Les éditeurs ont amélioré leurs procédures de correction des vulnérabilités, mais le temps nécessaire au développement et à la publication d'un correctif reste assez long : il faut compter plusieurs mois avant la correction d'une vulnérabilité rapportée à Microsoft ou à Mozilla, et dans certains cas le délai peut atteindre un à deux ans pour certaines vulnérabilités affectant des produits Oracle par exemple.

La majorité des éditeurs communiquent de manière transparente sur la criticité réelle des failles dans leurs bulletins car ils sont conscients que des sociétés de sécurité et de reverse engineering comme VUPEN Security vont décortiquer et analyser chaque vulnérabilité afin d'en déterminer la cause, les conséquences et l'exploitabilité réelle. Sous-évaluer la criticité d'une vulnérabilité pourrait, en plus de nuire à l'image de l'éditeur, nuire à la sécurité des utilisateurs qui n'auront pas été avertis du risque réel qu'ils encourent.

Il y a-t-il encore de mauvais élèves côté éditeurs ? Oracle est souvent pointé du doigt.
Oracle a revu il y a quelques mois ses bulletins de sécurité et a introduit une matrice de risque détaillant les différents aspects de chaque vulnérabilité - vecteur d'attaque, complexité et conséquences -, ce qui permet d'avoir une vision précise de la criticité des failles corrigées.

Le plus mauvais élève est incontestablement l'organisation Linux Kernel qui corrige les vulnérabilités du noyau Linux sans en indiquer la criticité ou les conséquences, et sans publier de bulletin dédié.

"L'utilisation de techniques virales pour des correctifs n'est pas adapté à un environnement d'entreprise"

Le projecteur est surtout dirigé sur la réactivité des éditeurs, mais les entreprises sont-elles assez promptes pour appliquer les correctifs ? A quoi sert-il aux éditeurs finalement d'être rapides compte tenu de la difficulté à déployer les correctifs ?

Il est vrai que certaines entreprises ont des procédures de déploiement des correctifs assez longues notamment à cause des nécessaires tests de compatibilité et de non-régression. D'autres entreprises et organisations sensibles font le choix d'appliquer les correctifs rapidement préférant prendre le risque de subir les conséquences d'une incompatibilité plutôt que de subir celles d'un incident de sécurité.

Les éditeurs doivent donc être réactifs pour permettre aux entreprises qui le souhaitent de procéder rapidement au déploiement des correctifs de sécurité.

Une rumeur a circulé récemment sur l'utilisation par Microsoft de techniques virales, comme les vers, pour déployer des correctifs plus facilement. Pourrait-ce être une piste à étudier ?

C'est une piste qui n'est pas réaliste. L'utilisation de techniques virales pour l'installation des correctifs signifieraient leur déploiement automatique et à distance sans le consentement préalable de l'utilisateur, ce qui n'est absolument pas adapté à un environnement d'entreprise.

Les simples différences de versions, de services packs et de langues entre les systèmes à corriger rendent déjà peu possible la mise en œuvre, à grande échelle, d'une telle technique.

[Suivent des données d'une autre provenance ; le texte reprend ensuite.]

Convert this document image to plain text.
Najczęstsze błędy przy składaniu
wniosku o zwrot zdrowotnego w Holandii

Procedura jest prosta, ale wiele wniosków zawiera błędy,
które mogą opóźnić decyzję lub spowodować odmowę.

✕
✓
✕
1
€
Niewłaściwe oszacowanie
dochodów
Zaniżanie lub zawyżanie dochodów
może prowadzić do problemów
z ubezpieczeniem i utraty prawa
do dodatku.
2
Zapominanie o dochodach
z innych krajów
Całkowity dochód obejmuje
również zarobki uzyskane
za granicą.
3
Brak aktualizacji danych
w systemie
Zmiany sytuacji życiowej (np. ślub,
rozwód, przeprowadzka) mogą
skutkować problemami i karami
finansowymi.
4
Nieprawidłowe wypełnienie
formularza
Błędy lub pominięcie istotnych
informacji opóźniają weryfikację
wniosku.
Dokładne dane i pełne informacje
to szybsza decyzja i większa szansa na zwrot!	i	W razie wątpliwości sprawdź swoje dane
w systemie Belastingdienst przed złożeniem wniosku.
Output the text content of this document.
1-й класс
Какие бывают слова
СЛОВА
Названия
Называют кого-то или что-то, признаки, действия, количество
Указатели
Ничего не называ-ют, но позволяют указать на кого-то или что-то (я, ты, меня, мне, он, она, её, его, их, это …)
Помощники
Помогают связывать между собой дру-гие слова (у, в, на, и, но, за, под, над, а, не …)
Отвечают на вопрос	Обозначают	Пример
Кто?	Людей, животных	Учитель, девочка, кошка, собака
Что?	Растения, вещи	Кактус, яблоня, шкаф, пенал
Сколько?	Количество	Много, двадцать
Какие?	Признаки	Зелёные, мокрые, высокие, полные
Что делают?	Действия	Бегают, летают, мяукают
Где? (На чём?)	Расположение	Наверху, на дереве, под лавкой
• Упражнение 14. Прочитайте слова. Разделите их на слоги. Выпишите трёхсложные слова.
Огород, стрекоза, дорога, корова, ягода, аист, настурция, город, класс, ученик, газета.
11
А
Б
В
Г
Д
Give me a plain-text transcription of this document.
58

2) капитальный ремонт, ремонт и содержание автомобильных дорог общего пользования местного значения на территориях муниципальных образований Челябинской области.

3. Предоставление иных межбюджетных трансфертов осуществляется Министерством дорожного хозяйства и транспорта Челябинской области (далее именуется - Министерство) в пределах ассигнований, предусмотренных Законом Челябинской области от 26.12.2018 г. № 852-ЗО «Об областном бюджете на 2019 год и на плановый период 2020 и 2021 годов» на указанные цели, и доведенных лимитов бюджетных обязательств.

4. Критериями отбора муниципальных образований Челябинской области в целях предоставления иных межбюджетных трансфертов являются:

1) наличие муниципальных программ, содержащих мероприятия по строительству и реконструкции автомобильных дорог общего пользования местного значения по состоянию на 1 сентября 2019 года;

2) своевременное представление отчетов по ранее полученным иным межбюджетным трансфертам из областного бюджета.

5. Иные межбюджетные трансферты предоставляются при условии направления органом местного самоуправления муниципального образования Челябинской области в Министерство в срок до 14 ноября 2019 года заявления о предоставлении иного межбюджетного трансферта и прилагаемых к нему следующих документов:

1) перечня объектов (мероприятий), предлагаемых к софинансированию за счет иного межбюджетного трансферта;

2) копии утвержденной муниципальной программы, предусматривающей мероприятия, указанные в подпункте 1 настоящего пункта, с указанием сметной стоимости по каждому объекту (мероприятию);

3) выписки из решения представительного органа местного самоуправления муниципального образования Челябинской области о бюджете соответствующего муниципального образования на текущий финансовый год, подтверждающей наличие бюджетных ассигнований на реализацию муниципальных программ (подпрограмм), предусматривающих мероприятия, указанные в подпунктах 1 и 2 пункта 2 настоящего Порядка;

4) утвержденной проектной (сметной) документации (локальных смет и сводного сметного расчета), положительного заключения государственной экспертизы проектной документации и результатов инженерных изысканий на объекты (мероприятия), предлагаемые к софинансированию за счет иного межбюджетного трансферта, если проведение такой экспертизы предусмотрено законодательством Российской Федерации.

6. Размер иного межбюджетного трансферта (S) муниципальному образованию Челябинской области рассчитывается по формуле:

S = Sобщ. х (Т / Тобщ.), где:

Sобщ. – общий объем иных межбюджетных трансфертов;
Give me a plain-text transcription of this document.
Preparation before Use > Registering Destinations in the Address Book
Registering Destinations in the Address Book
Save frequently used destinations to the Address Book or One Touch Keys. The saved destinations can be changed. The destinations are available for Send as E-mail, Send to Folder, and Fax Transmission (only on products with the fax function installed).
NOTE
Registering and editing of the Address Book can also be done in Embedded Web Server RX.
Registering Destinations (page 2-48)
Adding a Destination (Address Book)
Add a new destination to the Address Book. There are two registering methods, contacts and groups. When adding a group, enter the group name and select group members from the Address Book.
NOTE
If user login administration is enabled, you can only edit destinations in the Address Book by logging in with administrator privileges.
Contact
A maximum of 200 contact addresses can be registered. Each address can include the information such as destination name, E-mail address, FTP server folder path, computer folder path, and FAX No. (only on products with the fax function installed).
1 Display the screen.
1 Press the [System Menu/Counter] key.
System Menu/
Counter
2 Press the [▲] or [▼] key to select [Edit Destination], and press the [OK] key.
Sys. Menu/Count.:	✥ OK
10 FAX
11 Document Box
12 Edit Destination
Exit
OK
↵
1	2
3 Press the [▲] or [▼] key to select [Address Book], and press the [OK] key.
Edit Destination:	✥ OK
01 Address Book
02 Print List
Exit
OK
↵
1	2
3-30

Quels outils sinon pour un RSSI ou un DSI pour suivre les failles ?

Le suivi des failles doit s'organiser autour de deux axes : premièrement en amont du déploiement des correctifs, c'est-à-dire en répertoriant les différents composants physiques ou logiques du parc informatique de l'entreprise (systèmes d'exploitation, applications, serveurs, bases de données, et tous les logiciels et matériels) et en surveillant, au jour le jour, l'apparition de nouvelles vulnérabilités affectant un de ces composants.

C'est la vocation de notre solution VUPEN VNS (Vulnerability Notification Service) qui permet aux RSSI et DSI de recevoir, en fonction de leur environnement informatique, des bulletins décrivant les nouvelles failles découvertes ou corrigées.

Deuxièmement en aval, après le déploiement du correctif. Cette étape incontournable consiste à la fois à vérifier que le correctif soit bien appliqué mais aussi qu'il est réellement efficace et, pour ce faire, il est nécessaire pour chaque nouvelle vulnérabilité critique corrigée de simuler une attaque en utilisant des codes d'exploitation (exploits) professionnels, récents et de qualité, comme ceux que nous développons et fournissons dans le cadre de notre service VUPEN Exploits & PoCs.